Ulus, büyük savaştan çok ağır yıpranmış olarak çıkmıştır, ekonomi olağanüstü zayıftır.
- Padişah ve hükümeti kendi tahtını korunak için düşmanla işbirliği yapmaktadır.
Bu olağanüstü güç koşullara karşın Samsun’a çıkarken Mustafa Kemal’in hedefi,
ulusal egemenliğe dayalı tam bağımsız yeni bir devlet kurmaktır.
Samsun’a Çıktıktan Sonra
Örgütçü Mustafa Kemal, önce yanında getirdiği Refet Bele’yi Samsun mutasarrıfı olarak atamış ve buyruğundaki kolordu komutanları Ali Fuat Cebesoy ve Kazım Karabekir ile bağlantı kurmuştur. Komutanlara ülkenin son durumunu anlatmış, “Millet ve memlekete borçlu olduğumuz en son vicdan vazifesini yakından, beraber çalışarak en iyi şekilde yerine getirme” kararlılığını bildirmiştir.
Mustafa Kemal Samsun’a çıktıktan üç gün sonra İstanbul’a gönderdiği telgrafta, bölgede Türklerin Rum köylerine saldırmadığını, tersine Rumların Türk köylerine saldırdığını,
Türklerin kendilerini koruduğunu bildirmiştir.
Samsun’daki İngiliz birliği ve casusları, Mustafa Kemal’in Rahat çalışmasını zorlaştırmaktadır.
28 Mayıs’ta Samsun’dan ayrılır, ilk durağı Havza’da ulusla doğrudan ilişki kurar ve 29 Mayıs’ta işgallerin yoğun protesto edilmesini isteyen Havza Bildirisini yayınlar.

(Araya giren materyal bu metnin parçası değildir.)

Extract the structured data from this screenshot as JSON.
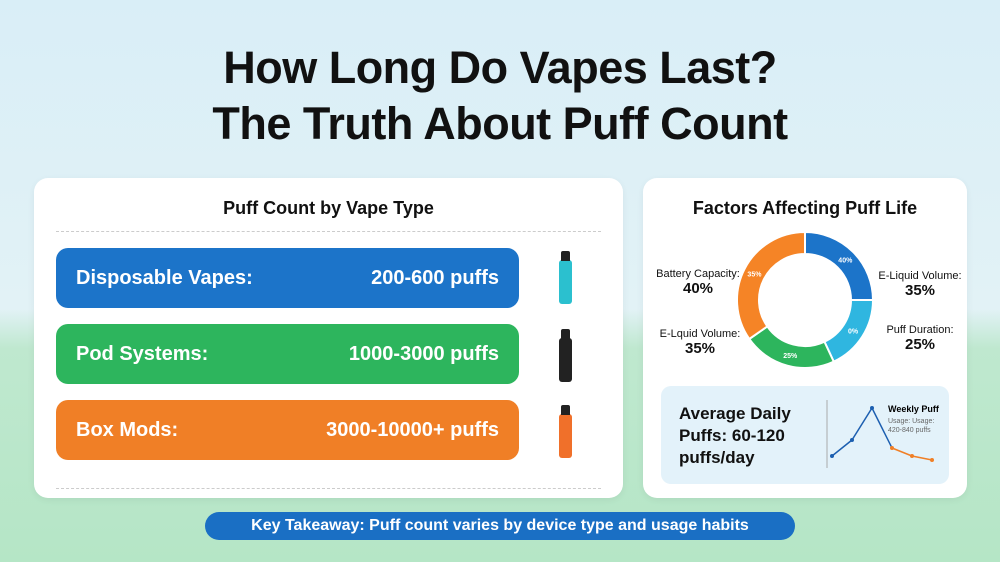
{
  "title": {
    "line1": "How Long Do Vapes Last?",
    "line2": "The Truth About Puff Count"
  },
  "left_panel": {
    "heading": "Puff Count by Vape Type",
    "items": [
      {
        "label": "Disposable Vapes:",
        "value": "200-600 puffs",
        "color": "#1c74c9",
        "device_color": "#2bc0cf"
      },
      {
        "label": "Pod Systems:",
        "value": "1000-3000 puffs",
        "color": "#2db55d",
        "device_color": "#222222"
      },
      {
        "label": "Box Mods:",
        "value": "3000-10000+ puffs",
        "color": "#f07f26",
        "device_color": "#f0702a"
      }
    ]
  },
  "right_panel": {
    "heading": "Factors Affecting Puff Life",
    "callouts": [
      {
        "label": "Battery Capacity:",
        "value": "40%"
      },
      {
        "label": "E-Liquid Volume:",
        "value": "35%"
      },
      {
        "label": "E-Lquid Volume:",
        "value": "35%"
      },
      {
        "label": "Puff Duration:",
        "value": "25%"
      }
    ],
    "average": {
      "text": "Average Daily Puffs: 60-120 puffs/day",
      "mini_title": "Weekly Puff",
      "mini_sub1": "Usage: Usage:",
      "mini_sub2": "420-840 puffs"
    }
  },
  "chart_data": [
    {
      "type": "pie",
      "title": "Factors Affecting Puff Life",
      "slices": [
        {
          "label": "40%",
          "value": 40,
          "color": "#1c74c9"
        },
        {
          "label": "0%",
          "value": 0,
          "color": "#2fb6e0"
        },
        {
          "label": "25%",
          "value": 25,
          "color": "#2db55d"
        },
        {
          "label": "35%",
          "value": 35,
          "color": "#f58426"
        }
      ]
    },
    {
      "type": "line",
      "series": [
        {
          "values": [
            1,
            3,
            7,
            2,
            1,
            0.5
          ],
          "colors": [
            "#1c5fb0",
            "#1c5fb0",
            "#1c5fb0",
            "#f07f26",
            "#f07f26"
          ]
        }
      ]
    }
  ],
  "takeaway": "Key Takeaway: Puff count varies by device type and usage habits"
}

Sonraki durak olan Amasya’da, 22 Haziran’da “ulusun bağımsızlığını yine ulusun azim ve kararlılığı kurtaracaktır” diyen Amasya Bildirisi / Genelgesi ile padişah hükümetine açıkça meydan okur.
Samsun’dan başlayan yolun sonu, başlangıçta hedeflendiği gibi ulusal egemenliğe dayalı
tam bağımsız cumhuriyetin kurulmasıdır.
Değerlendirme ve Sonuç
Mustafa Kemal’in Samsun’a çıktığı 19 Mayıs 1919, ulusal bağımsızlık savaşının başlangıcıdır.

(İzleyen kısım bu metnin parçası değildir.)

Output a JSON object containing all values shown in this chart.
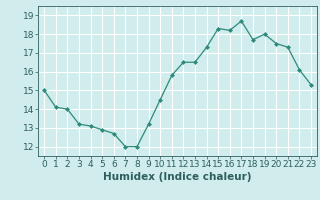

Büyük devrimci, Samsun’a çıkmadan önce savaşın düşünsel ve örgütsel hazırlıklarını tamamlamıştır.
Samsun’a çıkar çıkmaz Padişahın verdiği görevi değil, kendi deyişiyle “ulusa ve ülkeye borçlu olduğu en son vicdan görevini” yapmaya başlamıştır.
Mustafa Kemal Samsun’dan sonra planlı ve örgütlü biçimde hem işgalci düşmana karşı verdiği askeri hem de Padişaha karşı verdiği siyasal savaşımın sonunda başlangıçtaki hedefi olan
ulusal egemenliğe dayalı tam bağımsız Cumhuriyet hedefini gerçekleştirmiştir.
Büyüyen Ulusal Savaşım
Karar veren ve yöneten : 1 kişi,
Amasya Bildirisini yayınlayan : 6 kişi,
Samsun’a çıkan : 19 kişi,
Sivas Kongresi: 41 kişi,
Kuvayı Milliye Kongreleri: 1396 kişi,
Büyük Taarruz’a katılan: 200 000 kişi,
Savaşı kazanan: 12 milyon kişi.
19 Mayıs, 1980’den beri Atatürk’ü Anma, Gençlik ve Spor Bayramı olarak kutlanmaktadır. Oysa Atatürk’ü anma, 19 Mayıs’la sınırlandırılmayacak ölçüde büyük bir görevdir.